What the Top 1% Are Hiding From the IRS

What the Top 1% Are Hiding From the IRS


Tax evasion among the wealthiest Americans is more substantial than previously estimated, according to a new paper published by the National Bureau of Economic Research.

The analysis by a team of academic and federal researchers finds that the top 1% of taxpayers fail to report about 21% of their income to the IRS. This misreporting is largely by design, the product of sophisticated strategies by wealthy households to avoid paying taxes. For the richest 0.1%, the numbers are even more significant, with unreported incomes nearly twice as large as previous IRS estimates indicated.

Two key strategies to avoid taxation involve the use of offshore accounts and pass-through businesses, both of which are “quantitatively important” to households at the top of the income ladder, the researchers said. Random audits by the IRS often fail to detect income hidden within those structures, and the problem appears only to be getting worse.

Overall, the report estimates that unpaid income tax for in the top 1% totals at least $175 billion per year.

“There is more revenue than you might have thought at the very top,” Daniel Reck of the London School of Economics, one of the paper’s five authors, told The Wall Street Journal.

A taxing proposal: One major problem for the IRS is that the agency has no good way to verify business income. Wage earners receive W-2 forms from their employers, which capture more than 90% of wages paid and greatly reduce the ability to cheat, but there is no such system for businesses. Two years ago, the IRS estimated that more than half of all business income goes unreported, leaving billions in profits, rent and royalties untaxed each year. Those missing taxes form the biggest chunk of the $600 billion the IRS says goes unpaid every year.

A potential solution to the problem is to create something like a W-2 system for businesses. The New York Times editorial board made the case for such an option, building on a proposal from Charles Rossotti, who led the IRS from 1997 to 2002. Rossotti argued that simply assigning more investigators to examine the tax returns of the wealthy is insufficient. Instead, he proposed that banks should send annual income statements for businesses to the IRS, similar to the 1099 forms sent to investors every year.

Interestingly, such a system wouldn’t change the amount anyone owes in taxes. All it would do is create a system that makes it harder to cheat. “It would have the immediate benefit of scaring people into probity,” the Times said.

By way of instructive comparison, the Times noted that starting in 1986, taxpayers for the first time were required to provide Social Security numbers for all those being claimed as dependents. As a result, about 7 million children disappeared from the nation’s tax returns in just one year.

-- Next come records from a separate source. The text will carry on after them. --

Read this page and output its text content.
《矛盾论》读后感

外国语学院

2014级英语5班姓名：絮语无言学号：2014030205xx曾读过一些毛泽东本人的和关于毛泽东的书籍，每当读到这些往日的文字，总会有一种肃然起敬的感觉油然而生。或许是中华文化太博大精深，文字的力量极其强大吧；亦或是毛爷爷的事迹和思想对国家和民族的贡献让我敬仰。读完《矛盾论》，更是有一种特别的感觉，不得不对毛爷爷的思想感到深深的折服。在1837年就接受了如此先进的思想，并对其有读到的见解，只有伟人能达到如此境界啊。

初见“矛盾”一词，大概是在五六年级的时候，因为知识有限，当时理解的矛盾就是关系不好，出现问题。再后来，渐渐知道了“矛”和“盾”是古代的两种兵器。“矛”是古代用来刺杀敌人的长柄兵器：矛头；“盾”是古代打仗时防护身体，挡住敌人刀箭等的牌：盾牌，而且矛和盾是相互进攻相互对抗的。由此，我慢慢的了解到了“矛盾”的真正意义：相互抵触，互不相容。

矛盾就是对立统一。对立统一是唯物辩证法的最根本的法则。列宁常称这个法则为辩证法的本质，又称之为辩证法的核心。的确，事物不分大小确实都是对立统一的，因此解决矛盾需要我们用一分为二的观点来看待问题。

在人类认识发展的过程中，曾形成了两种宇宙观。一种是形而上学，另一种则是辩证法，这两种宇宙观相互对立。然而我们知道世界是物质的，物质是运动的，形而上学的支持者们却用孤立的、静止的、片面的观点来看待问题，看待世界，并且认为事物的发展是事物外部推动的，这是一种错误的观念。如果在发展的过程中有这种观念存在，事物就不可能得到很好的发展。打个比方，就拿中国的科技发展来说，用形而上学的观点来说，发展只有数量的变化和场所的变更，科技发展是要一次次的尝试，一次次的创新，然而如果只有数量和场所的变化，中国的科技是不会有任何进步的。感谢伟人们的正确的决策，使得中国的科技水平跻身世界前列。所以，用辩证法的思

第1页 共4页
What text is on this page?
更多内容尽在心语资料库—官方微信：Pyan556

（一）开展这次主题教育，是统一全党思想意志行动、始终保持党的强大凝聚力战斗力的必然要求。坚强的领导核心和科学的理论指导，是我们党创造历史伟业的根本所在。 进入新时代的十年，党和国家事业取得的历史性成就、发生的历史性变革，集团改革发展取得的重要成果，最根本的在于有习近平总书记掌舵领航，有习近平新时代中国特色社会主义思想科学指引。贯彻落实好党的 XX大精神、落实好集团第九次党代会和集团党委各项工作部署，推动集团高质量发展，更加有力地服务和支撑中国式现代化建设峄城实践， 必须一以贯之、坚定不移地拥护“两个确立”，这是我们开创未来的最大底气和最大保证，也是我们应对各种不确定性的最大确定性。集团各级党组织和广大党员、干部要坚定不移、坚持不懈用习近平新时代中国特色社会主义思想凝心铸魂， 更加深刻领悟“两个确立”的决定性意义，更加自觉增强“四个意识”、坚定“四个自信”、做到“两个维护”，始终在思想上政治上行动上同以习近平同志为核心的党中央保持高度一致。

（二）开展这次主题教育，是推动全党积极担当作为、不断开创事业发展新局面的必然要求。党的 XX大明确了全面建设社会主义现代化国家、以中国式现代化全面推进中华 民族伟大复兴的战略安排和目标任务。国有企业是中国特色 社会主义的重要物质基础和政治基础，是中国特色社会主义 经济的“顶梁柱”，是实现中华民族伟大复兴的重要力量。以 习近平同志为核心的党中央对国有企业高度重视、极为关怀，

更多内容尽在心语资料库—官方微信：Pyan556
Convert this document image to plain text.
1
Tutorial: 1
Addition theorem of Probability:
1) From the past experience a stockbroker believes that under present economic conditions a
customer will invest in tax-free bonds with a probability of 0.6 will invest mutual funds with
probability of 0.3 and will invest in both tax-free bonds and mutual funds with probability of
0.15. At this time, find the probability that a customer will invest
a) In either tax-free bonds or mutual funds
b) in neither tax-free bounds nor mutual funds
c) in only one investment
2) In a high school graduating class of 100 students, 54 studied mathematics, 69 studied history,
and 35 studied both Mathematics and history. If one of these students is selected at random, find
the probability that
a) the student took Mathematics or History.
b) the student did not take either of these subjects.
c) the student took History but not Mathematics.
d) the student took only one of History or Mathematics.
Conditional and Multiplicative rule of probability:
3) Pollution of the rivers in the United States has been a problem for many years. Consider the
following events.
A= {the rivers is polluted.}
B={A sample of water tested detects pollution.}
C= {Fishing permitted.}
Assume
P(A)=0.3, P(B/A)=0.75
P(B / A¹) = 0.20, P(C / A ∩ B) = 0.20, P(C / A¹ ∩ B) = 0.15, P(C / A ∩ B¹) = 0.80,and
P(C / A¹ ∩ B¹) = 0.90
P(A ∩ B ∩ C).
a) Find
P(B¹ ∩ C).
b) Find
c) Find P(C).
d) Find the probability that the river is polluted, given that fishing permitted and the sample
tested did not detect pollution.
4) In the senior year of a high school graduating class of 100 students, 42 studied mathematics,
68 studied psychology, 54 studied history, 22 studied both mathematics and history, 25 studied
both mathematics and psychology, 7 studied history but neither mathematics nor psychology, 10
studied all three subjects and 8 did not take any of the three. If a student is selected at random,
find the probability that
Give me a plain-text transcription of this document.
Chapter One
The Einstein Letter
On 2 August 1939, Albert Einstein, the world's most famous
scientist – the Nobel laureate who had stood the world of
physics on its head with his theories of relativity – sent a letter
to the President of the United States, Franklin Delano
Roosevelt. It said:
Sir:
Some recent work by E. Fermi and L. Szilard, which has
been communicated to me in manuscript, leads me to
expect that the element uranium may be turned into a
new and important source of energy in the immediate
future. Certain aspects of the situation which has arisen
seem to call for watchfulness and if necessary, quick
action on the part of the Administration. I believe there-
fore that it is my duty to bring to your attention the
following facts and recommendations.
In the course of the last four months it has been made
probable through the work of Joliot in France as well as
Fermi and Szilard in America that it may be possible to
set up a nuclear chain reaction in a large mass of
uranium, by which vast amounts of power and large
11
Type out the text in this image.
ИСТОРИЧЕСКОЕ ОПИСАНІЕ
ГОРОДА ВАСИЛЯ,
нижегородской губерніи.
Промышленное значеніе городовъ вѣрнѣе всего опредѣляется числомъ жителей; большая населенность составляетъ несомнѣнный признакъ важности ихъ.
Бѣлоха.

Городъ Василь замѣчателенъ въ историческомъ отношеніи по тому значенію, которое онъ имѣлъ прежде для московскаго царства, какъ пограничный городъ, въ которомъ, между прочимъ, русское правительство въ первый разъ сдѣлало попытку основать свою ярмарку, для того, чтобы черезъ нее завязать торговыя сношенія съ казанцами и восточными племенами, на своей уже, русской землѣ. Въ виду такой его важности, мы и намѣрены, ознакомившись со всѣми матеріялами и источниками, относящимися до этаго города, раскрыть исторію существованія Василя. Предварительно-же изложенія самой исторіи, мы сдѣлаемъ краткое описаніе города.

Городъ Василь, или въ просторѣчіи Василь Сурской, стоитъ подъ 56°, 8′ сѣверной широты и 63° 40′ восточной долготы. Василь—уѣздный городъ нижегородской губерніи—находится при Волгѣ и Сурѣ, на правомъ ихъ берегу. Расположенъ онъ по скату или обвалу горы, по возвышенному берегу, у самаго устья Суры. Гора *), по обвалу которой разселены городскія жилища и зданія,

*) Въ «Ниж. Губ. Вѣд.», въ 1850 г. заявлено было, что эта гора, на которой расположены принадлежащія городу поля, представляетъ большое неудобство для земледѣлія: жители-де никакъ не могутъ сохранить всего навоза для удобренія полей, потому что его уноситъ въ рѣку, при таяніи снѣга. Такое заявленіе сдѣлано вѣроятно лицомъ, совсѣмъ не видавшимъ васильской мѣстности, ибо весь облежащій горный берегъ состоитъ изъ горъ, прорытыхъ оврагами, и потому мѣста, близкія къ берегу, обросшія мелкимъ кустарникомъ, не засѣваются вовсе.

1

The Times also called for a big increase in funding for the IRS, which has faced crippling budget cuts over the last decade. An analysis published last fall by Rossotti and two co-authors, former Treasury Secretary  Lawrence Summers and University of Pennsylvania law professor Natasha Sarin, argued that a $100 billion investment in the tax agency over 10 years would enable the IRS to collect $1.4 trillion in unpaid taxes over 10 years.

“The logic of such an investment is overwhelming,” the Times said. “The government can crack down on crime, improve the equity of taxation — and raise some needed money in the bargain. There are many proposals to raise taxes on the rich. Let’s start by collecting what they already owe.”

Growing interest in taxing the rich: In addition to closing loopholes and beefing up enforcement,  President Joe Biden’s economic team has been pushing more aggressively to raise taxes on the wealthy, Bloomberg’s Nancy Cook reported Monday, spurred by data showing that those on the upper rungs of the economic ladder have done very well during the Covid-19 pandemic. The revenues raised by the new taxes will be used to help those in the middle and at the bottom who have been left behind, both during the coronavirus crisis and over a longer period stretching back decades.

Biden has hired several advisers who have written extensively on how to go about taxing the rich, including New York University Law School professor David Kamin, who now serves as deputy director of the National Economic Council. Kamin told Bloomberg that the administration is currently considering a number of options, including a minimum tax for big businesses, raising the capital gains tax rate, and removing the “step-up basis” on estates that allows long-term capital gains to go untaxed when passed onto heirs.

Passing these reforms “would be major accomplishments, which would pretty fundamentally shift how our tax system treats the richest Americans and the largest corporations so they can’t escape tax in the ways they now can,” Kamin said.